A quick look at Article II of the U.S. Constitution will demonstrate that warrantless wiretapping is not one of the powers given to the president. The theory that he can collect foreign intelligence initially comes from his authority as "commander in chief of the Army and Navy of the United States," as well as several Supreme Court opinions. The president's case for warrantless wiretapping rests largely on United States v. United States District Court, 407 U.S. 297 (1972), which mandated that the president does not have the authority to conduct domestic wiretapping "without the detached judgment of a neutral magistrate." Interestingly, President Nixon made exactly the same argument as President Bush; namely, that "the surveillance was lawful, though conducted without prior judicial approval, as a reasonable exercise of the President's power (exercised through the Attorney General) to protect the national security." Nixon also made the assertion that the understanding of the technical parts of electronic surveillance were beyond federal judges, meaning they would be unqualified to judge the qualities of such surveillance; former Attorney General Alberto Gonzales said as much when he intimated that federal judges weren't qualified to adjudicate issues of terrorism.

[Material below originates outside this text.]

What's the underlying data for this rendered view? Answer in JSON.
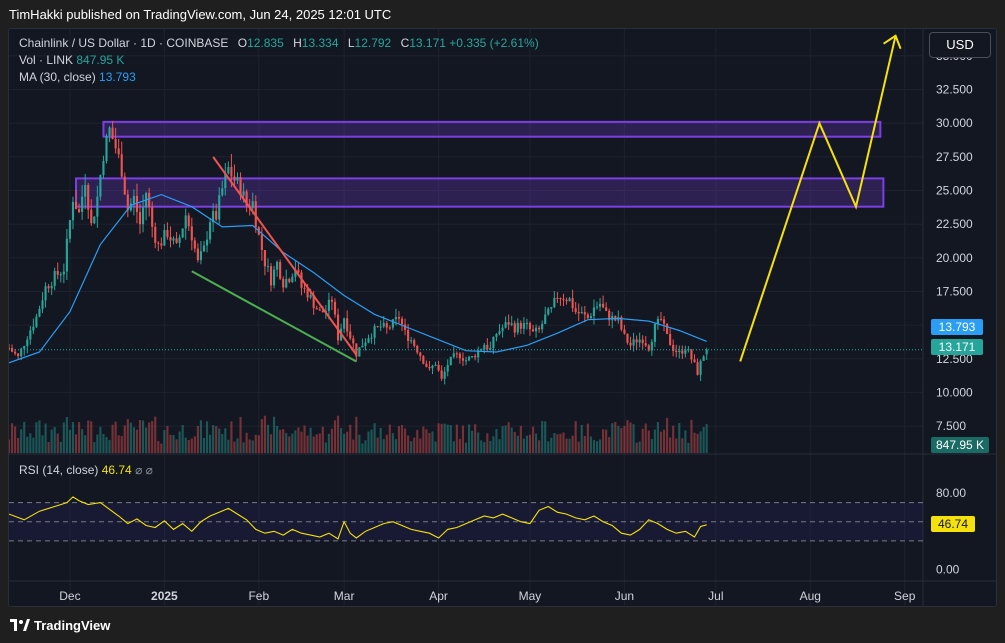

Here's another good one: "These Fourth Amendment freedoms [from "unreasonable search and seizure"] cannot properly be guaranteed if domestic security surveillances may be conducted solely within the discretion of the Executive Branch. The Fourth Amendment does not contemplate the executive officers of Government as neutral and disinterested magistrates." For the president to argue that he is allowed to conduct wholly domestic electronic surveillance -- as is the case with the telecom wiretapping -- without a warrant contravenes the language of the very case he uses to bolster his opinion! Bush's minions are content to quote parts of cases that support the president's arguments and are equally content not to mention that there are vast swaths of the same cases that contradict the president's statements of "inherent" authority. Ultimately, as with the Youngstown steel case, the court decided against granting the president his crazy, self-proclaimed powers. "We recognize, as we have before, the constitutional basis of the President's domestic security role, but we think it must be exercised in a manner compatible with the Fourth Amendment," wrote the court in the 1972 case. "In this case we hold that this requires an appropriate prior warrant procedure." The case, by the way, was decided 8-0 (newly-minted Justice Rehnquist, formerly of the Nixon Justice Department, did not take part in the case). There was no hesitation or ambivalence on the part of the Supreme Court in this matter. In an unequivocal, unified voice, it declared, "The president has no constitutional authority to conduct warrantless domestic surveillance."

All this is moot if McCain's spokesman is not speaking for him, but I don't think so. Over the years, McCain -- who was once truly a "maverick" in the Republican party -- has normalized his beliefs. After his failed 2000 presidential bid, McCain surely realized that the key to winning the Republican nomination was falling into lock-step with the Republican mainstream. Sadly, the Republican mainstream is exactly the wrong place to be on civil liberties matters, as Republicans in the White House are willing to sacrifice constitutional guarantees in exchange for security.